Before we dive in, some quick back story. Off Color Brewing opened in Chicago in March 2013, brought to life by two former brewers: John Laffler of Goose Island and Dave Bleitner of Two Brothers. At the brewery’s launch party, a local pastry chef cooked up a batch of dinosaur-shaped s’mores for munching; these treats provided the inspiration for an imperial stout Off Color would later brew in collaboration with Danish brewer Amager Bryghus and venerable Windy City bottle shop West Lakeview Liquors. The beer—flavored with marshmallow fluff, molasses, vanilla beans, graham flour and cocoa nibs—was named Dino S’mores and has been available on draft and in bottles since 2014.
The first iteration of Coffee Dino S’mores, brewed with Chicago-based roasters Quasar Coffee, was released March 2015; the most recent batch was made with Metric Coffee, another local roaster, and went out last month.
The standard Dino S’mores is already a special beer made with many specialty ingredients—can it be improved by adding another? We tried both versions of the brew side-by-side to find out.
No clear advantage here. Both brews are syrup-thick and black as coal, with cinnamon-colored caps that have the appearance of boiling sugar. No complaints with either brew.

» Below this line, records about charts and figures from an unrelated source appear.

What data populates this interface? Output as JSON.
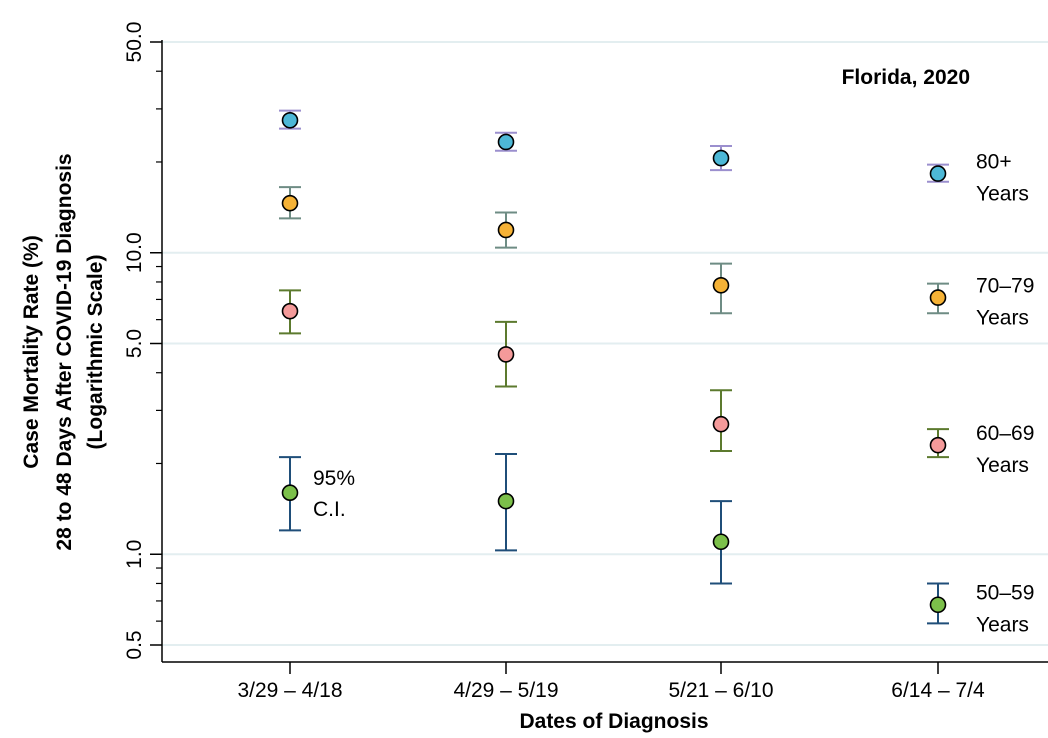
{
  "chart_data": {
    "type": "scatter",
    "title": "",
    "annotation": "Florida, 2020",
    "xlabel": "Dates of Diagnosis",
    "ylabel_lines": [
      "Case Mortality Rate (%)",
      "28 to 48 Days After COVID-19 Diagnosis",
      "(Logarithmic Scale)"
    ],
    "y_scale": "log",
    "ylim": [
      0.5,
      50.0
    ],
    "y_ticks": [
      {
        "value": 0.5,
        "label": "0.5"
      },
      {
        "value": 1.0,
        "label": "1.0"
      },
      {
        "value": 5.0,
        "label": "5.0"
      },
      {
        "value": 10.0,
        "label": "10.0"
      },
      {
        "value": 50.0,
        "label": "50.0"
      }
    ],
    "y_minor_ticks": [
      0.6,
      0.7,
      0.8,
      0.9,
      2,
      3,
      4,
      6,
      7,
      8,
      9,
      20,
      30,
      40
    ],
    "grid_lines": [
      0.5,
      1.0,
      5.0,
      10.0,
      50.0
    ],
    "grid": true,
    "categories": [
      "3/29 – 4/18",
      "4/29 – 5/19",
      "5/21 – 6/10",
      "6/14 – 7/4"
    ],
    "ci_note": [
      "95%",
      "C.I."
    ],
    "series": [
      {
        "name": "80+ Years",
        "label_lines": [
          "80+",
          "Years"
        ],
        "color": "#4db8d6",
        "ci_color": "#9b8fce",
        "values": [
          27.5,
          23.3,
          20.6,
          18.3
        ],
        "ci_low": [
          25.8,
          21.8,
          18.8,
          17.2
        ],
        "ci_high": [
          29.6,
          25.0,
          22.6,
          19.6
        ]
      },
      {
        "name": "70–79 Years",
        "label_lines": [
          "70–79",
          "Years"
        ],
        "color": "#f5b236",
        "ci_color": "#6e8c84",
        "values": [
          14.6,
          11.9,
          7.8,
          7.1
        ],
        "ci_low": [
          13.0,
          10.4,
          6.3,
          6.3
        ],
        "ci_high": [
          16.5,
          13.6,
          9.2,
          7.9
        ]
      },
      {
        "name": "60–69 Years",
        "label_lines": [
          "60–69",
          "Years"
        ],
        "color": "#f49a9a",
        "ci_color": "#5c7a2e",
        "values": [
          6.4,
          4.6,
          2.7,
          2.3
        ],
        "ci_low": [
          5.4,
          3.6,
          2.2,
          2.1
        ],
        "ci_high": [
          7.5,
          5.9,
          3.5,
          2.6
        ]
      },
      {
        "name": "50–59 Years",
        "label_lines": [
          "50–59",
          "Years"
        ],
        "color": "#7cc04a",
        "ci_color": "#1f4e79",
        "values": [
          1.6,
          1.5,
          1.1,
          0.68
        ],
        "ci_low": [
          1.2,
          1.03,
          0.8,
          0.59
        ],
        "ci_high": [
          2.1,
          2.15,
          1.5,
          0.8
        ]
      }
    ]
  }
}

The distinction between the two bottles is pronounced. The standard Dino S’mores is primarily sweet and sugary, swirling with a bouquet of blackstrap molasses, graham cracker and marshmallow fluff atop a layer of alcohol and milk chocolate. The coffee-laden version is, well, coffee-laden. Brewed with Sumatran Ibu Rumani beans, the nose exhibits a nutty, fruity blend of blueberries and oily walnut. Once you become acclimated to the coffee, some cocoa and vanilla are noticable below, though compared to the regular version of the beer, the marshmallow note is somewhat lost.
ADVANTAGE: Dino S’mores
Marshmallows and raisins lead the standard brew’s flavor, followed by honey-laden graham cracker. While sugars are certainly part of the flavor’s front, the finish isn’t too sweet, delivering bitterish roast and booze. Drink it warm to allow the marshmallow notes to reveal themselves, and each ingredient in the brew is apparent—which is more than we can say for Coffee Dino S’mores. Once again, beanlike bitterness covers up the other adjuncts and causes the finish to come across somewhat muddled. Restrained, nutty coffee arrives just before the swallow, but it doesn’t get along with the vanilla, oddly, and has completely shrouded the graham cracker.
ADVANTAGE: Dino S’mores
WINNER: Dino S’mores. While the caffeine-spiked version of this specialty stout makes for a lovely coffee beer, you lose what makes its base great: a surprisingly restrained and in-balance blend of adjuncts. Less, it turns out, actually can be s’more.